A promising radiopharmaceutical against metastatic neuroendocrine tumours has been successfully tested for the first time in patients at the University Hospital Basel, Switzerland.

The new radionuclide terbium-161 was developed at the Paul Scherrer Institute (PSI, ENS Corporate Member). 

This isotope has the property that when the radioisotope decays, it immediately emits an average of two low-energy Auger electrons per beta particle. Due to their low energies, those electrons do not travel far, just a few micrometres.

That means a higher dose can accumulate – very locally near the cancer cell – per injection. In theory, a higher local dose translates into a higher therapeutic effect, sparing healthy tissue in the process.
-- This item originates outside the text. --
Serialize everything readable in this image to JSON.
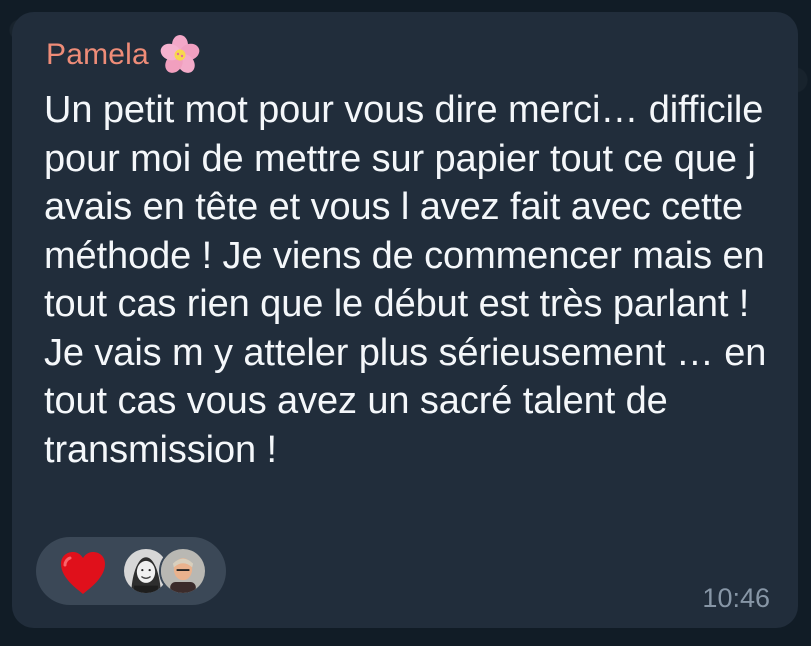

The tumour cell is then damaged, no longer able to divide and eventually dies, preventing the formation of metastases.

The new radiopharmaceutical, 161Tb-DOTA-LM3, also being made at PSI, has undergone preclinical studies. 161Tb-DOTA-LM3 is now being tested in a clinical trial led by Damian Wild and Julia Fricke, both from the University Hospital Basel.

Neuroendocrine tumours are a comparatively rare form of cancer originating in the cells that produce hormones. The University Hospital Basel has played a leading role in the research and treatment of this disease for several decades.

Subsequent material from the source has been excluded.